Another time, I made a snide remark during a movie. I think I called it “boring.” (It was boring.) She sent me out in the locker-lined hallway with a dictionary. Instead of watching the movie, I had to copy out, longhand, an entire page of the dictionary. You could find the definition of the word scorn on this page. She ordered me to pay especial attention to the derived form, scornful. I can still feel that cold, metal locker jutting into my lower back as I sat on the tiled floor, taking my lexical lumps.
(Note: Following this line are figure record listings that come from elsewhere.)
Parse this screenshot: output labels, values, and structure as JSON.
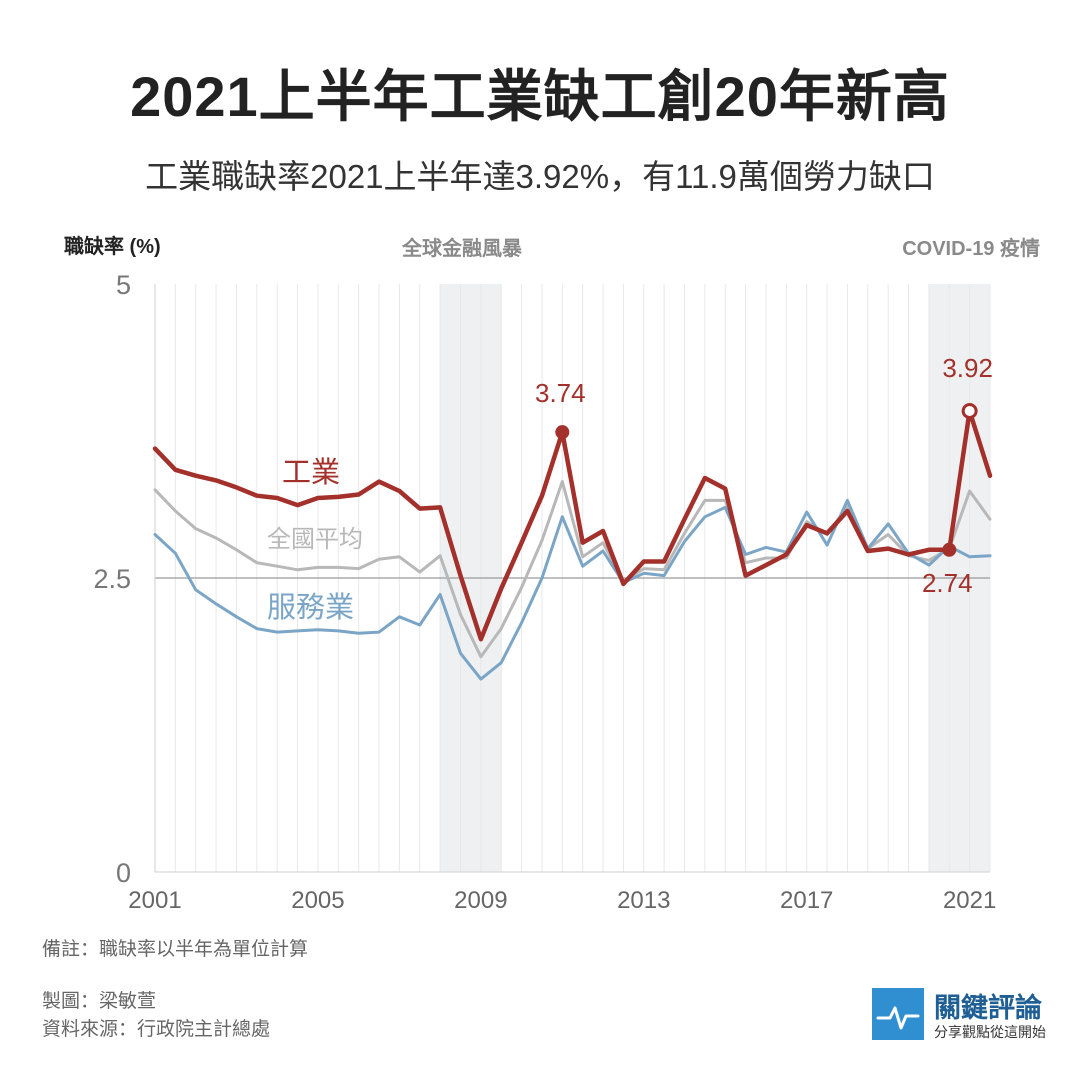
{
  "title": "2021上半年工業缺工創20年新高",
  "subtitle": "工業職缺率2021上半年達3.92%，有11.9萬個勞力缺口",
  "bands": [
    {
      "label": "全球金融風暴",
      "start": 2008.0,
      "end": 2009.5
    },
    {
      "label": "COVID-19 疫情",
      "start": 2020.0,
      "end": 2021.5
    }
  ],
  "notes": {
    "remark": "備註：職缺率以半年為單位計算",
    "author": "製圖：梁敏萱",
    "source": "資料來源：行政院主計總處"
  },
  "logo": {
    "name": "關鍵評論",
    "tagline": "分享觀點從這開始",
    "color": "#2f8fd0"
  },
  "chart_data": {
    "type": "line",
    "ylabel": "職缺率 (%)",
    "xlabel": "",
    "ylim": [
      0,
      5
    ],
    "yticks": [
      0,
      2.5,
      5
    ],
    "xlim": [
      2001,
      2021.5
    ],
    "xticks": [
      2001,
      2005,
      2009,
      2013,
      2017,
      2021
    ],
    "grid": "vertical lines each half-year, horizontal line at 2.5",
    "x": [
      2001.0,
      2001.5,
      2002.0,
      2002.5,
      2003.0,
      2003.5,
      2004.0,
      2004.5,
      2005.0,
      2005.5,
      2006.0,
      2006.5,
      2007.0,
      2007.5,
      2008.0,
      2008.5,
      2009.0,
      2009.5,
      2010.0,
      2010.5,
      2011.0,
      2011.5,
      2012.0,
      2012.5,
      2013.0,
      2013.5,
      2014.0,
      2014.5,
      2015.0,
      2015.5,
      2016.0,
      2016.5,
      2017.0,
      2017.5,
      2018.0,
      2018.5,
      2019.0,
      2019.5,
      2020.0,
      2020.5,
      2021.0,
      2021.5
    ],
    "series": [
      {
        "name": "工業",
        "color": "#a3302a",
        "values": [
          3.6,
          3.42,
          3.37,
          3.33,
          3.27,
          3.2,
          3.18,
          3.12,
          3.18,
          3.19,
          3.21,
          3.32,
          3.24,
          3.09,
          3.1,
          2.52,
          1.98,
          2.41,
          2.8,
          3.2,
          3.74,
          2.8,
          2.9,
          2.45,
          2.64,
          2.64,
          3.0,
          3.35,
          3.26,
          2.52,
          2.61,
          2.7,
          2.95,
          2.88,
          3.07,
          2.73,
          2.75,
          2.7,
          2.74,
          2.74,
          3.92,
          3.37
        ]
      },
      {
        "name": "全國平均",
        "color": "#b8b8b8",
        "values": [
          3.25,
          3.07,
          2.92,
          2.84,
          2.74,
          2.63,
          2.6,
          2.57,
          2.59,
          2.59,
          2.58,
          2.66,
          2.68,
          2.55,
          2.69,
          2.19,
          1.83,
          2.07,
          2.42,
          2.82,
          3.32,
          2.68,
          2.8,
          2.47,
          2.58,
          2.57,
          2.88,
          3.16,
          3.16,
          2.63,
          2.67,
          2.67,
          2.98,
          2.87,
          3.11,
          2.75,
          2.87,
          2.69,
          2.65,
          2.75,
          3.24,
          3.0
        ]
      },
      {
        "name": "服務業",
        "color": "#7ba5c7",
        "values": [
          2.87,
          2.71,
          2.4,
          2.28,
          2.17,
          2.07,
          2.04,
          2.05,
          2.06,
          2.05,
          2.03,
          2.04,
          2.17,
          2.1,
          2.36,
          1.86,
          1.64,
          1.78,
          2.12,
          2.5,
          3.02,
          2.6,
          2.73,
          2.46,
          2.54,
          2.52,
          2.81,
          3.02,
          3.1,
          2.7,
          2.76,
          2.72,
          3.06,
          2.78,
          3.16,
          2.75,
          2.96,
          2.71,
          2.61,
          2.77,
          2.68,
          2.69
        ]
      }
    ],
    "annotations": [
      {
        "text": "3.74",
        "x": 2011.0,
        "y": 3.74,
        "series": "工業",
        "marker": "filled"
      },
      {
        "text": "3.92",
        "x": 2021.0,
        "y": 3.92,
        "series": "工業",
        "marker": "open"
      },
      {
        "text": "2.74",
        "x": 2020.5,
        "y": 2.74,
        "series": "工業",
        "marker": "filled"
      }
    ]
  }
}
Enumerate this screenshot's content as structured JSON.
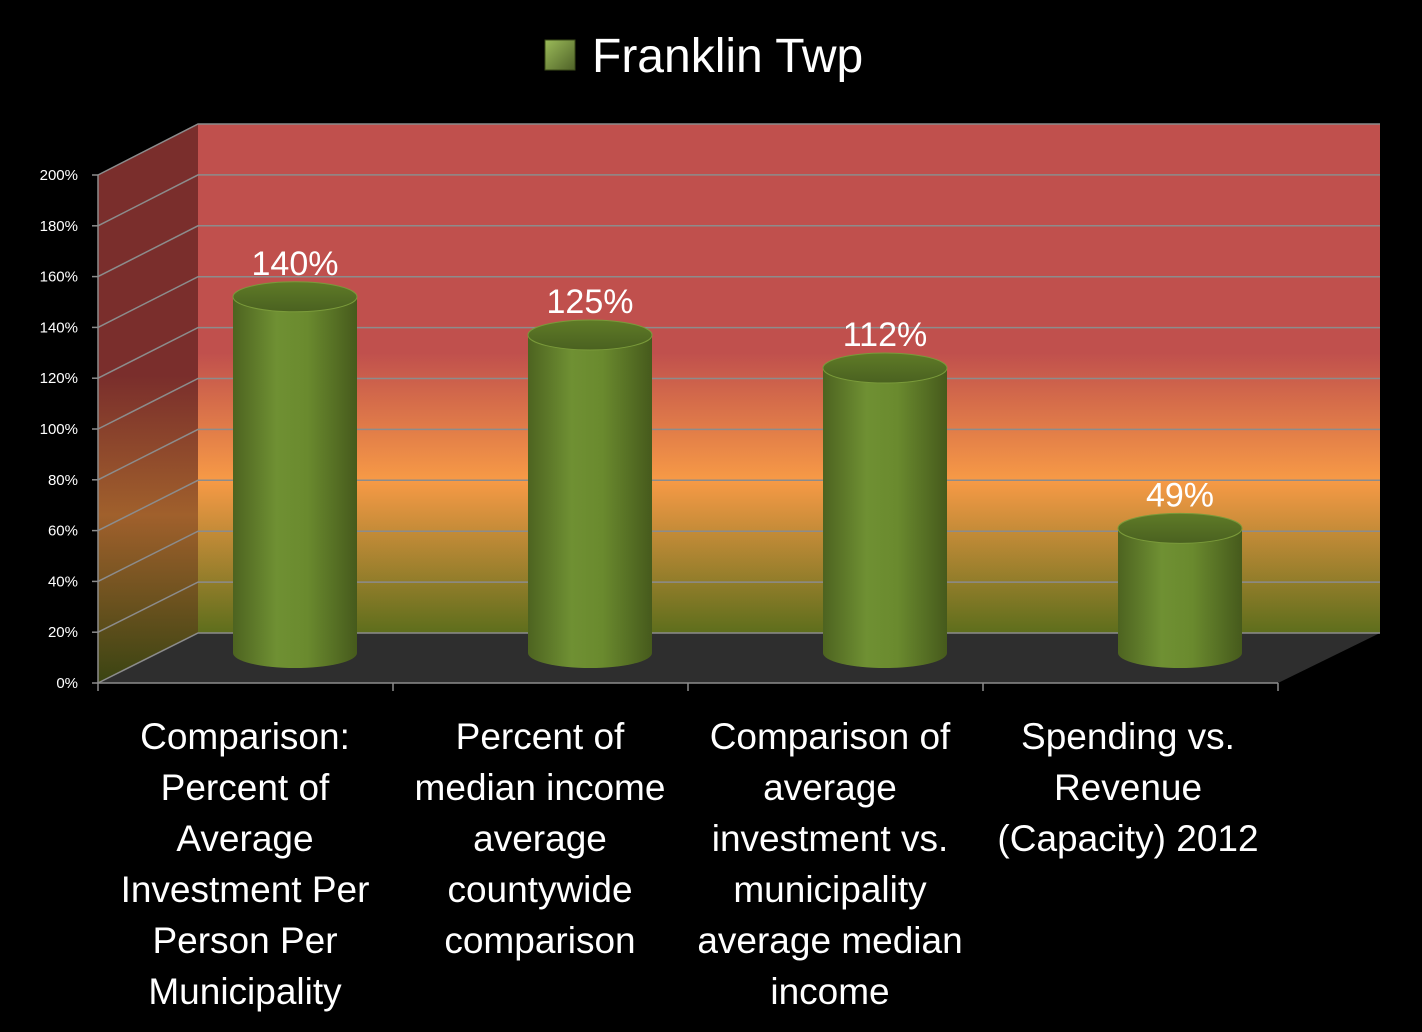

Other words got me in trouble, too. One out-of-uniform day, I wore a t-shirt I got at a Crazy Shirts one family trip to San Francisco. It was brandishing some kind of beer or tequila with the slogan: “Warms the gut, burns the butt.” The Lord didn’t approve. I don’t why my parents approved the purchase – or me wearing it to school.

But I learned a lot in her class for all the headaches I caused. (Hey, I still earned my A’s). I read my first real long book: Watership Down. I wrote my first genuinely creative essay; she praised the colloquial color “C’mon” added to my dialogue in it. And I read my first Shakespeare.

It was an adapted text of Julius Caesar with a pink and white cover. A few student volunteers passed them out to the class, our desks arranged face-to-face in two long columns this quarter. We cracked them open and started reading aloud.

If you’ve read the play, you might remember it opens with two tribunes admonishing some tradesman, a carpenter and a cobbler, for rushing off to Caesar’s triumphal parade. They exchange some witty words and sharp barbs:

MURELLUS. But what trade are thou? Answer me directly.

COBBLER. A trade, sir, that I hope I may use with a safe conscience, which is indeed, sir, a mender of bad soles. (1.1.12-14)

At this point, however it was precisely rendered in our adapted text, Mrs. Wagner laughed. She was the only one who laughed. She was the only one who got the joke. Most of us had just learned what a cobbler was.

Mrs. Wagner didn’t stop to explain the joke. She just let it hang there as we kept reading. But her laughter was the clue that there were deeper meanings at work in words – and an invitation for us to solve their secrets.

Mrs. Wagner was a witch in her own way, I suppose. She knew how to cast the spell of literature. And I’ve been under it ever since.

I never did learn what happened with her son, though.